Golombek is science operations team leader for the Spirit and Opportunity rovers, and led the team that selected their landing sites. He also was the chief scientist for the Mars Pathfinder Mission, which successfully landed a spacecraft and the Sojourner rover on Mars on July 4, 1997. He was responsible for the overall scientific content of that mission and directed presentation of the mission’s science results to the press, the public and the scientific community. He appeared regularly on television news programs, including “The Today Show” and “Nightline.”

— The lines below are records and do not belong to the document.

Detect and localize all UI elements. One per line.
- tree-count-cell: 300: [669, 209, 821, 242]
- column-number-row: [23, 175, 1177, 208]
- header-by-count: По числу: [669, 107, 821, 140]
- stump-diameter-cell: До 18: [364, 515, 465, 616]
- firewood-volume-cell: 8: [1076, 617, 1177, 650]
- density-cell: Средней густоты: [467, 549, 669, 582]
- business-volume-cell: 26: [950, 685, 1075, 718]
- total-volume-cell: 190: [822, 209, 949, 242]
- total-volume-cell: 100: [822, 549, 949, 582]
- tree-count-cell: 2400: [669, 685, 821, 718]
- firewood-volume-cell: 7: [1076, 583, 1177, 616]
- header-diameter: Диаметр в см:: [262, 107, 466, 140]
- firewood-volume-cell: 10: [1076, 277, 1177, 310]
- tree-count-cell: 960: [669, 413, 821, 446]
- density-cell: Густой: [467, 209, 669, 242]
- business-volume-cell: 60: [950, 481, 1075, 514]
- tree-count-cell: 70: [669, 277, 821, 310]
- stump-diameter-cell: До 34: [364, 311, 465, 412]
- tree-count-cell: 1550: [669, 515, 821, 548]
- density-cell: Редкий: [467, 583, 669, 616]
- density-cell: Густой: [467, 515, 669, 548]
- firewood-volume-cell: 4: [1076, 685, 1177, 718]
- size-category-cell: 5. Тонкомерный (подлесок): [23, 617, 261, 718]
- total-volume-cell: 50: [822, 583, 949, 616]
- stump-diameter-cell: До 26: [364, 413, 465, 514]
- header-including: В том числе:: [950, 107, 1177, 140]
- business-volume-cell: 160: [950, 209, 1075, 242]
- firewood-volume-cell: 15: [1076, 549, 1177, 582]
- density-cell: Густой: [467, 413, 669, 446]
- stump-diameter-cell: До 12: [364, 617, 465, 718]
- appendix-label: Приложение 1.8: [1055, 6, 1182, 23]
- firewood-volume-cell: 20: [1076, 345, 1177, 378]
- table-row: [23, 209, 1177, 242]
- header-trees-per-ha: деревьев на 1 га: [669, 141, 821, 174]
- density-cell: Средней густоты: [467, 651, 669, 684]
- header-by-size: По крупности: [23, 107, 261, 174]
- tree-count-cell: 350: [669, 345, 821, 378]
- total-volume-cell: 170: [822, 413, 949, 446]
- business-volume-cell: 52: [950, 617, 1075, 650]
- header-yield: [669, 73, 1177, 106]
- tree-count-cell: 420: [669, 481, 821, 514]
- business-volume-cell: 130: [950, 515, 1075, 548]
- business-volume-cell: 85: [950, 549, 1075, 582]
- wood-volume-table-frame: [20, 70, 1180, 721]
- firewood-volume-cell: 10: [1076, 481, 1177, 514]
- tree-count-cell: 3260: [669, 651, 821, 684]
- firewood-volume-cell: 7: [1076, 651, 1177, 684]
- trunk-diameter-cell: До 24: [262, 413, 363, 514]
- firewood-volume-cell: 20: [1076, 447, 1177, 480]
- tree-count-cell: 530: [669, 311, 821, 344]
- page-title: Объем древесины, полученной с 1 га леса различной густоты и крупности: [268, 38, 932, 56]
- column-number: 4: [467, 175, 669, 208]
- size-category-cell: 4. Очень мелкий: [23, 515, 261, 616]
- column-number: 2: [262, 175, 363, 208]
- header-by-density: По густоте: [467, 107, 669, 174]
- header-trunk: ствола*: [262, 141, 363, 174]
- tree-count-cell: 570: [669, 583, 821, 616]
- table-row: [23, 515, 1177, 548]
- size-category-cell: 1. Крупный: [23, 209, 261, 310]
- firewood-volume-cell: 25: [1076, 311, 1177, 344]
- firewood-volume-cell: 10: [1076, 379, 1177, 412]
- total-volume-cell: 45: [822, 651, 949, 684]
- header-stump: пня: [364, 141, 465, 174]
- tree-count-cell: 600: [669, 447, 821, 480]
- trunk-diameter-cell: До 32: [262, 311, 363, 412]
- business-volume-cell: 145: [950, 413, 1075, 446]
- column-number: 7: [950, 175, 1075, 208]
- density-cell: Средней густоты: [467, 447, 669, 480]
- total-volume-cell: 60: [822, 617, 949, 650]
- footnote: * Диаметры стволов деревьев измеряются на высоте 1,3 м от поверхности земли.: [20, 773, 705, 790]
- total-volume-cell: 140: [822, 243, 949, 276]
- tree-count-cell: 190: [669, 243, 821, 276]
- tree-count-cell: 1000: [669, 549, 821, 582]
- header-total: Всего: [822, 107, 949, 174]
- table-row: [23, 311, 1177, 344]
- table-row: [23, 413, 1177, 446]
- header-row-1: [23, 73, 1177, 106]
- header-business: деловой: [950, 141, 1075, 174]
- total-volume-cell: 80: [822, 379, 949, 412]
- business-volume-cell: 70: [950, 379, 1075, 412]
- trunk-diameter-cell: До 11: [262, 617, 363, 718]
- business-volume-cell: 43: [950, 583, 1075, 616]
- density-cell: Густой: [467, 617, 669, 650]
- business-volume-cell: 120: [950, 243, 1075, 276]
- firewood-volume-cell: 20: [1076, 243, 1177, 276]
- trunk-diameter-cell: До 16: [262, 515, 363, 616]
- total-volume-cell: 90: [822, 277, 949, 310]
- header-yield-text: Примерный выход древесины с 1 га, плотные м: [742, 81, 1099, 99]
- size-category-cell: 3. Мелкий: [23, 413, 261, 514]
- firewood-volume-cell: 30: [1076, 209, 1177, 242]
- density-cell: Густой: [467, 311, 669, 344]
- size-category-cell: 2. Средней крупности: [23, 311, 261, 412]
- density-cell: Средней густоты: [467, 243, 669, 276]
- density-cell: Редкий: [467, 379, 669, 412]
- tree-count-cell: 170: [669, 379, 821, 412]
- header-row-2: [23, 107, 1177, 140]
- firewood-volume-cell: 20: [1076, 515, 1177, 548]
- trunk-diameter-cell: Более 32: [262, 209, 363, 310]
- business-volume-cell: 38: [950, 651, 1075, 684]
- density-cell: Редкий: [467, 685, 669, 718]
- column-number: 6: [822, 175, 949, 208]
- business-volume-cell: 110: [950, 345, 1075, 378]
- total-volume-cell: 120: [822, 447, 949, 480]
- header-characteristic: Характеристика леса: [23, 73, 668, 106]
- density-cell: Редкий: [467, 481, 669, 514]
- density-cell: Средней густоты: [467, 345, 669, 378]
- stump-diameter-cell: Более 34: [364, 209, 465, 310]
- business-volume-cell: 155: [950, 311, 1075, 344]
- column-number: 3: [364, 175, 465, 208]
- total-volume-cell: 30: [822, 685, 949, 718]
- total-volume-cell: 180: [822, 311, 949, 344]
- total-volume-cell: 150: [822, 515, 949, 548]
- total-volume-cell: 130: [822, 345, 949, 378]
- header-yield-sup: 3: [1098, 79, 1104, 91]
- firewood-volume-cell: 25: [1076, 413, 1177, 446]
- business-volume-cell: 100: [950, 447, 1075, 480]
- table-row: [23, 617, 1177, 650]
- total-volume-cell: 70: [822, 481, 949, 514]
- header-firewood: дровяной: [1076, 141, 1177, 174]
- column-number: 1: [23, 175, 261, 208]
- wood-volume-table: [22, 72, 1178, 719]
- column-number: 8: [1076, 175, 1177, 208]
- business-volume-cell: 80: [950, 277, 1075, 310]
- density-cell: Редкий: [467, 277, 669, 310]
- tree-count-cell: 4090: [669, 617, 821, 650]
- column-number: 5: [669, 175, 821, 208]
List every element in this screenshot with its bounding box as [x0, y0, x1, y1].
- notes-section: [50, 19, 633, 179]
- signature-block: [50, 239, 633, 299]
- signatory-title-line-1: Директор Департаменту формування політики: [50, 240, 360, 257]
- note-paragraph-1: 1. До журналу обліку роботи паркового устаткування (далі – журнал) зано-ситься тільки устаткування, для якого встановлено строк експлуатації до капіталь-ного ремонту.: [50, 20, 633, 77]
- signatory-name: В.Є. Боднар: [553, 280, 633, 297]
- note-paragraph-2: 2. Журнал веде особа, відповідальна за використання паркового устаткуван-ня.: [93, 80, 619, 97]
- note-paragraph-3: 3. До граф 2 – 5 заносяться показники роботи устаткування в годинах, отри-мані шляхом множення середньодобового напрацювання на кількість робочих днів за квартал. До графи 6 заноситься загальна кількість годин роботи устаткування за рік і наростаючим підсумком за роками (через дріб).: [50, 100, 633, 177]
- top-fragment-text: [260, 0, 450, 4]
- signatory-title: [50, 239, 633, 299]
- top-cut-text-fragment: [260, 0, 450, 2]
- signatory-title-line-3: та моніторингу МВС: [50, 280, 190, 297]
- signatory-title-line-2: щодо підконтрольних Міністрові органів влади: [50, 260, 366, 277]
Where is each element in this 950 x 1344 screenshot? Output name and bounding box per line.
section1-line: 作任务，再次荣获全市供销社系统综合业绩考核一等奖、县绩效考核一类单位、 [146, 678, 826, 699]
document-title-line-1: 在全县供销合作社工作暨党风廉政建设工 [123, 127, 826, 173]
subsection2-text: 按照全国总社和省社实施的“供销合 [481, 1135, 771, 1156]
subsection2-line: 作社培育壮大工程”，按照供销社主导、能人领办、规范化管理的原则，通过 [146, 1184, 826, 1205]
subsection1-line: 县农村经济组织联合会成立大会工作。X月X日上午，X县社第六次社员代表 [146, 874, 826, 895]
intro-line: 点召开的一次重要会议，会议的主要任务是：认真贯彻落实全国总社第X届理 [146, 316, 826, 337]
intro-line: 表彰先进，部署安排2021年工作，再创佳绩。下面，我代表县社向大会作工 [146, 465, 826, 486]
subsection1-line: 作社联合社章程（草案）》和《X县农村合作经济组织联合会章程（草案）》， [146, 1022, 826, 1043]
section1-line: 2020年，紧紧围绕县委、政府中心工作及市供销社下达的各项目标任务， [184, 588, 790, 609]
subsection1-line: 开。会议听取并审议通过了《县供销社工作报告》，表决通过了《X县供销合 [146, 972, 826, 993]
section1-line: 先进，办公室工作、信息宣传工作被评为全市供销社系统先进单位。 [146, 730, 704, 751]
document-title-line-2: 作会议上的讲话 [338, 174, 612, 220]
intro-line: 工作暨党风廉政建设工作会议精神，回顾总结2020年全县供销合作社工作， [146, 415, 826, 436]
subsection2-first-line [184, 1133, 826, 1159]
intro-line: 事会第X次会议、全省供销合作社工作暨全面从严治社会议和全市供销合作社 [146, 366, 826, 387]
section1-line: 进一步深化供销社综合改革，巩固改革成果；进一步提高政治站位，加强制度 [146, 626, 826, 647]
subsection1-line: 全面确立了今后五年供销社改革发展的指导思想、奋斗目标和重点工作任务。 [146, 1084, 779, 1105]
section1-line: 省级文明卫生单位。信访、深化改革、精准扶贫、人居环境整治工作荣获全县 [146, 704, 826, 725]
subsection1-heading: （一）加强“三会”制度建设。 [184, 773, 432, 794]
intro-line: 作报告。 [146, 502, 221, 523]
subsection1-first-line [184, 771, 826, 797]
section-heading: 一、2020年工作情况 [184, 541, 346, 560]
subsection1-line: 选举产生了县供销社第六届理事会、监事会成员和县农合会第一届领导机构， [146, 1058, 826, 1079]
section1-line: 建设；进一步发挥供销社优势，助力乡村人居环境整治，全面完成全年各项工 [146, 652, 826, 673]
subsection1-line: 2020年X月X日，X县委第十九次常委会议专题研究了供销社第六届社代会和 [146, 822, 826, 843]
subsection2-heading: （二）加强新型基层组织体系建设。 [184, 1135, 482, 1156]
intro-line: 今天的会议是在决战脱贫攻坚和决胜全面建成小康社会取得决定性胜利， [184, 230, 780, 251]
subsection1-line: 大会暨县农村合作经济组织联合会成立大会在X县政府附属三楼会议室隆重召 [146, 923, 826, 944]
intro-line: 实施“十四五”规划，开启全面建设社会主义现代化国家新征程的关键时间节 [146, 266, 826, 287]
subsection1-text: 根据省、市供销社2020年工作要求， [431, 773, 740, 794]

Golombek received M.S. and Ph.D. degrees in geology and geophysics from the University of Massachusetts in 1978 and 1981, respectively. He worked as a visiting scientist and postdoctoral fellow at the Lunar and Planetary Institute in Houston until 1983, when he was hired by NASA as a senior research scientist. He has written a popular book, “Mars: Uncovering the Secrets of the Red Planet” for the National Geographic Society and published almost 400 scientific papers, abstracts and other articles.
The Frontiers of Science lecture series was established in 1967 by Peter Gibbs, a professor of physics. Frontiers of Science will celebrate its 40th year in 2007, making it one of the longest-running lecture series at the University of Utah. The series is now co-sponsored by the College of Science and the College of Mines and Earth Sciences.